Today I thought I’d provide a slightly more detailed look at how we usually go about teaching English. If you’re a native speaker, it might be interesting to get a look at the rules and structures of the language which you’re not normally aware of. If you’re a non-native speaker, you’ve probably learned this already, but it might be useful to get a top-up!
I’m going to go through a fairly typical lesson, then make a few notes about it afterwards.
Get students to talk in pairs, and talk about their daily routine for 3 minutes. Afterwards, get feedback from one or two students.
Next, give students the following text:
Every Saturday I usually get up early and go for a run. In the afternoon, I generally go shopping and do some housework. I often go out in the evening. Today is different though. At the moment I’m writing this on the beach. I’m travelling around Spain, because I decided I needed a holiday. I’m really enjoying it here!
Then, the students answer the following questions:
- What does she usually do on Saturdays?
- Is this Saturday different?
- Does she live in Spain?
Once you’ve confirmed the answers, elicit or explain the different forms of the present simple and present continuous, and their meanings:
- Present simple: used for routines (e.g. I go shopping)
- Present continuous: used for temporary present situations, either happening right now (I’m writing this on the beach) or in a longer but still temporary present period (I’m travelling around Spain)

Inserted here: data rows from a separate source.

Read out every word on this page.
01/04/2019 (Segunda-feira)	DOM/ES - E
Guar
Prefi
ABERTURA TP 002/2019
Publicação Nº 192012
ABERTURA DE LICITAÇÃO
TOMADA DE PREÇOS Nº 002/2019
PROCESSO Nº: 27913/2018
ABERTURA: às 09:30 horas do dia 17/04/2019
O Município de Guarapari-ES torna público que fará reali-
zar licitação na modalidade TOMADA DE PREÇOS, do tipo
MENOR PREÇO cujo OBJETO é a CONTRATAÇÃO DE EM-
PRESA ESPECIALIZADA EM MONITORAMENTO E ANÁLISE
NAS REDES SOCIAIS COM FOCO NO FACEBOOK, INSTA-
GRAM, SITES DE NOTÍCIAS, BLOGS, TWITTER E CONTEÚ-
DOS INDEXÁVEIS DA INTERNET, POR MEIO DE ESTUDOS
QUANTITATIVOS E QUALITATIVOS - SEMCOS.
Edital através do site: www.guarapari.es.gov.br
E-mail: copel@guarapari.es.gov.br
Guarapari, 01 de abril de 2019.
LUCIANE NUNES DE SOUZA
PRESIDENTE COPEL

Then, get the students to complete the following exercise:
Complete the gaps with the correct form of the verb:
I (work) in the university. At the moment, I (to work) on an important project.
Today I (to take) the train to work. Normally I (to drive), but my car is at the mechanic’s.
I (to live) in Galway. At the moment I (to live) with my parents while I search for a new apartment.
Finally, get the students to mingle freely as a group, asking each other the following questions, and changing partners every two minutes:
Do you work or study? Where?
What do you usually do at the weekend?
Is there anything interesting happening in your life at the moment?
Where are you living?
First of all, this is a pretty basic lesson. I might a point not to try to present the most amazing lesson ever, to give you an idea of a very typical lesson. Also, it can be very easy for a teacher to rely too much on “fun” activities, which can often get draining for students. Plus, this can make the teacher rely on the exercises to do the heavy lifting. A good teacher can do a lot with pretty ordinary materials as long as they bring their own knowledge into the lesson, and encourage the students to figure out the language themselves.
Which is ideally what will happen in this lesson. First of all, the opening of the lesson is intended to get the students to use the target language of the lesson themselves. Ideally, when you’re presenting the language to them, you can use examples they provided in this stage, to boost their confidence, and make them aware of the practical benefit of the language.
This is also the idea behind the text: to present the language to them in a realistic fashion. This is all part of the meaning-focussed approach to the lesson. The point is that the students will first know the meaning of the language, before you hit them with grammatical terms. Starting the lesson by saying Now we’re going to look at the present simple. With the present simple, you begin a sentence with a subject, then you follow it with the present-simple form of a verb, then… will put students off, and make the target language seem abstract and boring. Ideally, the students will first know the actual meaning of the target language, illustrated through realistic examples. Then you can get them to tell you (or you tell them) the names of the tenses, and their structures.
As for the questions after the text, they’re to help the students figure out the meanings of the two grammar forms in question, by noticing them in the text if they haven’t already done so. You could just as easily do these orally, and it’d be a simple way to make the lesson feel a little looser.
You can also get into the details of forming questions and negative sentences, depending on the length of the lesson and the level of the students.
The fill-the-gaps exercise is to confirm the meaning and structure of the language. If you’re just looking at one tense, this will be pretty straightforward. This is why looking at two grammatical forms together, where possible, is effective. You can get the students to figure out which one to use for each gap, forcing them to think of the meaning of each sentence, and therefore which form to use, reinforcing the meaning of each form. Also, I like to keep these exercises pretty short. They’re useful for checking what students have learned in the lesson so far, and helping them fine tune what they know, but they often don’t require much imagination (especially when you’re only looking at one grammar form) and can get boring. Students are also often already sick of them, as language teachers in primary and secondary school can be over-reliant on them.
For all the exercises so far, I’d get the students to work in pairs. This is simply more interesting than working alone, but it also helps the learners to figure things out, and can be useful for pairing weaker students with stronger to help them along.
Finally, the last exercise gets the students to actually use the target language in a realistic situation. This follows the general plan of a typical grammar or vocabulary lesson based on the three P’s: Present the target language, get the students to Practise it, and then Produce it.
You can have a lot of variation within this structure but it’s fairly effective. The main things to consider are making the lesson relevant to the students’ lives, and to involve them in the lesson by figuring things out themselves, rather than just explaining things to them. And that’s what you really want from a lesson: it’s relevant to the students, involves them actively, and demonstrates how the language is used in real life. Once you’ve covered those, you’ve got a pretty effective lesson.